She stifled a giggle at the memory. “Actually, you did okay. When you hit the floor, your leg hooked around that guy’s ankle and you took him down pretty hard.”

Max’s eyes widened. “I did?”

“Mmm hmm. He probably has a shiner himself from when he took out that low-fat cookbook display. With his face,” she added.

“Wow,” Max breathed.

Wow is right, Sophy thought. It wasn’t quite dueling pistols at forty paces, but for Max, it was progress in the hero department. She rubbed the back of her neck and looked around the room for the first time. “Nice place.”

Max rested his head against a cushion, half-lying on the couch beside her and squinted. “Thanks. I guess all you saw before was the kitchen.”

It was a cozy room, brightly colored and dimly lit. Sophy was already in love with his couch, and wondered where she could get one like it. Upholstered in a plush chestnut corduroy, it was perfectly cushy in all the right places, and could swallow a person whole. She tucked her feet under her legs and smiled.

“Didn’t you ever have clients taking swings at you?”

“What?”

“When you were a marriage counselor,” she prompted.

“I didn’t exactly try to promote violence in sessions, Sophy. I tried to be a mediator, not a referee.” He paused, a faraway look in his uncovered eye. “I nearly got clocked by my ex-fiancée though.”

Sophy stilled. “You were engaged? To a woman?”

He frowned then winced at the movement. “You don’t have to sound so shocked.”

“What happened?”

Max smiled mysteriously and closed his eyes, his stupid long eyelashes dusting his unmarred cheek. “She wanted to marry a doctor, or a banker. I didn’t want to be either of those things. When I left for Stanford, she threw my ring at me.” His good eye fluttered open and he grinned at her. “Her follow-through was great but her aim was lousy. Cracked my windshield. Cost me nearly three hundred bucks to get it fixed,” he added, looking only slightly affronted.

“What was her name?”

“The windshield?”

Well, he had been hit on the head, she thought. “No, the fiancée.” It wasn’t important, Sophy told herself. She was just curious.

“Trisha.” There was no love lost in his voice, and she sighed inwardly in relief.

“And your ex-clients?”

“No, I never had any clients try to hit me.”

She shrugged, slumping into the couch. “Seemed reasonable to me.” She tilted her head at him and narrowed her eyes. “I might have.”

“That’s where you and I are different,” Max acknowledged from his prostrate position. His feet were touching the floor, but his upper body was almost flat on the couch, his arm raised over his head as he held the ice pack to his eye. He had divested of his jacket as soon as they got in the door, and the sleeves of his shirt were rolled up, exposing the dark dusting of hair along his lower arms.

Sophy frowned. “Different? You mean because I might, let’s say, allow my passion to overcome me, and you wouldn’t?”

“Precisely. Except that I really don’t think you would.”

She had the feeling she had just been insulted, but she wasn’t exactly sure how. “Why not?”

Max repositioned the ice pack a few inches to the left, and replied casually, “You might believe in passion, Sophy, but you don’t practice it. Except when you order from Acme,” he joked.
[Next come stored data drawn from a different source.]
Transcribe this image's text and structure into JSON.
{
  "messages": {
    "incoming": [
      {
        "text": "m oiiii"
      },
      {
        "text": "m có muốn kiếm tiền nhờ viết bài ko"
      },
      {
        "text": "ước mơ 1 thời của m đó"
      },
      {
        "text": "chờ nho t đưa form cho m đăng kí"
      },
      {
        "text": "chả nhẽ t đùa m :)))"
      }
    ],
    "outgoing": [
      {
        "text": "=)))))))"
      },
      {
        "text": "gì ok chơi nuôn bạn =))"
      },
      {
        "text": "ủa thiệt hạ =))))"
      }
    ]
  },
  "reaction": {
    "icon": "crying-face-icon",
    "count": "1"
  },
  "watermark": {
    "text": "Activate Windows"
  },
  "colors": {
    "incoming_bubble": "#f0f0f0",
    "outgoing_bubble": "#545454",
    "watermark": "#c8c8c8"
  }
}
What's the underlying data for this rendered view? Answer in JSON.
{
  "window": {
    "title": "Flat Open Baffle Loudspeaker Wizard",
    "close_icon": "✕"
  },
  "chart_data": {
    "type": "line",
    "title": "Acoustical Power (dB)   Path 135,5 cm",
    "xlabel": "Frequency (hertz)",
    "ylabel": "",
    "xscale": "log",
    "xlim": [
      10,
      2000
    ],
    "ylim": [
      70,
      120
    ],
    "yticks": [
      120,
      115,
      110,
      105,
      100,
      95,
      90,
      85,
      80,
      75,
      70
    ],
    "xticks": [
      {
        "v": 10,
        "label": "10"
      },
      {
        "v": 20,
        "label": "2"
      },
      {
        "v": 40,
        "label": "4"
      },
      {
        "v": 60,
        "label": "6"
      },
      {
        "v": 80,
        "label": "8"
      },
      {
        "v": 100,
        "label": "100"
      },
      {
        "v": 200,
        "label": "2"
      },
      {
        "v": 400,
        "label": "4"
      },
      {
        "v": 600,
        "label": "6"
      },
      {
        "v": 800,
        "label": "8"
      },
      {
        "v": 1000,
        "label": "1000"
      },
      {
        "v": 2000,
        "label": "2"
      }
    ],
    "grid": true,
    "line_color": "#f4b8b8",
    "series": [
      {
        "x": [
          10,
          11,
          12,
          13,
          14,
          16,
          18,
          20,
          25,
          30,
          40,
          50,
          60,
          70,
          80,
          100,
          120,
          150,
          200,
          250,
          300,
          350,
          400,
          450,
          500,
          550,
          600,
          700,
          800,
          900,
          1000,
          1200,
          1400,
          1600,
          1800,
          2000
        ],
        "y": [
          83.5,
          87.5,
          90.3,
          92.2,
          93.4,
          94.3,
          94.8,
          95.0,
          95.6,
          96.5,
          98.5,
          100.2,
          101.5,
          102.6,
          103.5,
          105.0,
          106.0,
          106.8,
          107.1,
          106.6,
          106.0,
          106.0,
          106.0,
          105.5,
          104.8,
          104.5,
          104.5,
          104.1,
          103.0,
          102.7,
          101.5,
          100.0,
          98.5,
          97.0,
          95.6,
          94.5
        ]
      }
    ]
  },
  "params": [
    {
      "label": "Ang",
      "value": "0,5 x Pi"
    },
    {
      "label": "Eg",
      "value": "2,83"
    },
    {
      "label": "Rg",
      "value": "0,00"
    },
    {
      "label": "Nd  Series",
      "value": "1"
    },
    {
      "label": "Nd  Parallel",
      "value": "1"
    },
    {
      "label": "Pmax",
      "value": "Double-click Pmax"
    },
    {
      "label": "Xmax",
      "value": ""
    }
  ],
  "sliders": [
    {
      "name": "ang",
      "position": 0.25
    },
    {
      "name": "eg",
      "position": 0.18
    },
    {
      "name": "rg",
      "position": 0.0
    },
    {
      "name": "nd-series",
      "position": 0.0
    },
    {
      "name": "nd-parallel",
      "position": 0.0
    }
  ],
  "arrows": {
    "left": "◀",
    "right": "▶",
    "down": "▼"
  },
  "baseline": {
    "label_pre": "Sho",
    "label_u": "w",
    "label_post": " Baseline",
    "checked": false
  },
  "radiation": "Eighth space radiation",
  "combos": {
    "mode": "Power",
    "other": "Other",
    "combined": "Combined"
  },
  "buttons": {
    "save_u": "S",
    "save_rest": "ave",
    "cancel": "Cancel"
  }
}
Her mouth opened slightly, then clamped shut. She had definitely been insulted. When she spoke, it was in slow, measured tones. “What exactly do you mean by that?”

“There’s a big difference between passion and love. And you may write about passion, but I think you want love. You just don’t know what it is.”

“I write about love!” she cried indignantly.

“Ah, but is it really love, or is it just passion with a happy ending? I think you’re confusing love with lust. Damn, I think there’s a hole in the bag. It’s dripping.”

Still speechless at his pronouncement, she leaned over him to check the ice pack. “Where?”

She didn’t know what love was? She was confusing it with lust? Passion? Where did he get off?

You don’t believe in love anyhow, so how do you know what the difference is?” she finally retorted.

“Somewhere near the bottom, I think. After counseling couples for over a year, I think I can tell the difference between love and passion.” Water started to dribble across his temple and into his hairline, and pooled in the groove by his nose. He grimaced as a sliver of an ice cube slipped through the hole in the plastic bag and slithered across his cheek. “Love is the kind of feeling you have for your parents, your dog. It’s warm and safe and

“—Boring?”

“Not exactly. Passion is this teeth-rattling, bone-jarring sensation that usually fizzles out as quickly as it comes.”

“Where does romance fit into your theory?” She brushed away a rivulet of icy water creeping over the faint freckles on the bridge of his nose, and tried to suppress her frustration. Hadn’t he learned anything over the last couple of weeks?

“I’m still not convinced that romance is anything more than lust-induced hormones.”

Sophy’s hand stilled on his cheek and she sighed. “So that’s it, huh? You still can’t believe in romance.”

Max tossed the half-melted ice pack over the side of the couch where it landed with a subdued slosh, and blinked tentatively. Water glistened on his eyelashes like tears and an angry bruise was starting to form at the top of his cheekbone. “But I believe in passion. Isn’t that something?”

“Passion’s not enough, Max.”

He frowned and caught her wrist with his fingers as she leaned over him to check his eye. “Enough for what?”

She hesitated, trying not to lose her balance. Trying not to lose herself. “For everything,” she replied resolutely.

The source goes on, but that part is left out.